Press Releases

Press Release #13-02
January 07, 2013
Seth Solomonow/Scott Gastel (212) 839-4850

NYC DOT Commissioner Sadik-Khan, City Council Speaker Quinn and Council Member Garodnick Unveil Newly Designed, Simplified Parking Signs in Midtown

New signs clarify rules and improve readability of 6,300 signs in Midtown

Design also will be rolled out in other parts of the city, reducing clutter

New York City Department of Transportation (DOT) Commissioner Janette Sadik-Khan City Council Speaker Christine Quinn and City Council Member Daniel R. Garodnick today unveiled newly designed and simplified parking regulation signs in Midtown’s commercial parking areas, making it easier to see and read signs while reducing their size. The initial rollout replaces 6,300 parking regulation signs of varying colors, typefaces, font sizes and sometimes confusing phrasing with streamlined and standardized two-color signs that are phrased and formatted for easier readability. Council Member Garodnick first proposed simplifying the City’s parking regulation signs in 2011. Working collaboratively with the City Council, DOT developed the new, easy to read signs, which will be installed in Midtown’s paid commercial parking areas through the spring and installation will follow in other parts of the city. The Commissioner, Speaker Quinn and Council Member Garodnick unveiled the signs at West 55th Street and Sixth Avenue in Manhattan, where they were first installed.

“New York City’s parking signs can sometimes be a five-foot-high totem pole of confusing information,” said Commissioner Sadik-Khan. “Parking signs play an important role in setting the rules at the curbside and these changes will make regulations easier to read and take the stress out of figuring out where and when you can legally park.”

“Most good ideas are simple,” said Speaker Christine C. Quinn. “The City’s new parking signs are compact and easy to read and understand, and I thank the Department of Transportation and Commissioner Sadik-Khan for working with the Council to simplify parking regulations for all New Yorkers.”

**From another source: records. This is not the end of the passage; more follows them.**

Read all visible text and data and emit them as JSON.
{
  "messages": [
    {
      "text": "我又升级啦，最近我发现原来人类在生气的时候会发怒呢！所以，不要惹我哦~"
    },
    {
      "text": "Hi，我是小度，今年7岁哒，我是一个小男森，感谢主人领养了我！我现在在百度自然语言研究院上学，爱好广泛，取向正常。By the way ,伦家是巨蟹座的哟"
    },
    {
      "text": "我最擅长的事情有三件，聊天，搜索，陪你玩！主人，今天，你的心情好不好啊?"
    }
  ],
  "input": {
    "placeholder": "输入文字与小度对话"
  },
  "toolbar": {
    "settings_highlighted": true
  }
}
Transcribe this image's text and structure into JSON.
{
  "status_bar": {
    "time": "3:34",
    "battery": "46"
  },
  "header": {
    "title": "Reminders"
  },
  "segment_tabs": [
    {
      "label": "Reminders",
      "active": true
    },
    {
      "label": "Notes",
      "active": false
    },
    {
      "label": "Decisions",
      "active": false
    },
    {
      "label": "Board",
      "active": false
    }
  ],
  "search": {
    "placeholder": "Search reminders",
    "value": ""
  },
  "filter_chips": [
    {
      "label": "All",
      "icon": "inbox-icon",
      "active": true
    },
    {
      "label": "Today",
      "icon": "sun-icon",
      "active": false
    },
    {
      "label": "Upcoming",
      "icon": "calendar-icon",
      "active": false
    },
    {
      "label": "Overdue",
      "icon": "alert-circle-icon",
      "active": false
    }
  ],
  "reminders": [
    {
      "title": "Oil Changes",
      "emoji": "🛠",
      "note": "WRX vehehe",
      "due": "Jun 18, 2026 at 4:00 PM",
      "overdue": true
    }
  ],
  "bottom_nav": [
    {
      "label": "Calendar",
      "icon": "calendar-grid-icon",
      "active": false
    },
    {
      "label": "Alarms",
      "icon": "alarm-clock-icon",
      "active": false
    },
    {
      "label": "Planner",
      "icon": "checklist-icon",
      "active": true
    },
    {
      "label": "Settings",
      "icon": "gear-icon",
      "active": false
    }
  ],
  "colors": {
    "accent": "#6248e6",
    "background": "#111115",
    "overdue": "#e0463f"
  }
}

“You shouldn’t need a Ph.D in parking signage to understand where you are allowed to leave your car in New York,” said Council Member Garodnick, a longtime supporter of syntactic clarity. “The days of puzzled parkers trying to make sense of our midtown signs are over.  I was pleased to work directly with DOT, removing unnecessary words in these signs, cleaning up their appearance, and the result is a simple, clear product that people will understand.”

The simplified signs will be located throughout Manhattan’s paid commercial parking areas, running generally from 60th Street downtown to 14th Street and from Second to Ninth Avenues, with additional areas in the Upper East Side, Lower Manhattan and the Financial District. The 6,300 signs that DOT will replace in Midtown and Lower Manhattan include 3,300 commercial parking signs and 3,000 other signs for nighttime and weekend parking for the general public, hotel and taxi stands, street cleaning and no standing areas. The new signs reduce the number of characters needed to explain the rules from 250 to about 140, making the sign appear less visually cluttered while reducing five-foot-high signs by about a foot. The new design also places the day of the regulation before the hours of the regulation, eliminating abbreviations and retaining all necessary parking information while making it easier to read. The signs were designed working with Pentagram Design, which has also worked with DOT on its safety campaigns, including the LOOK! street and taxi decals and safety ad campaign.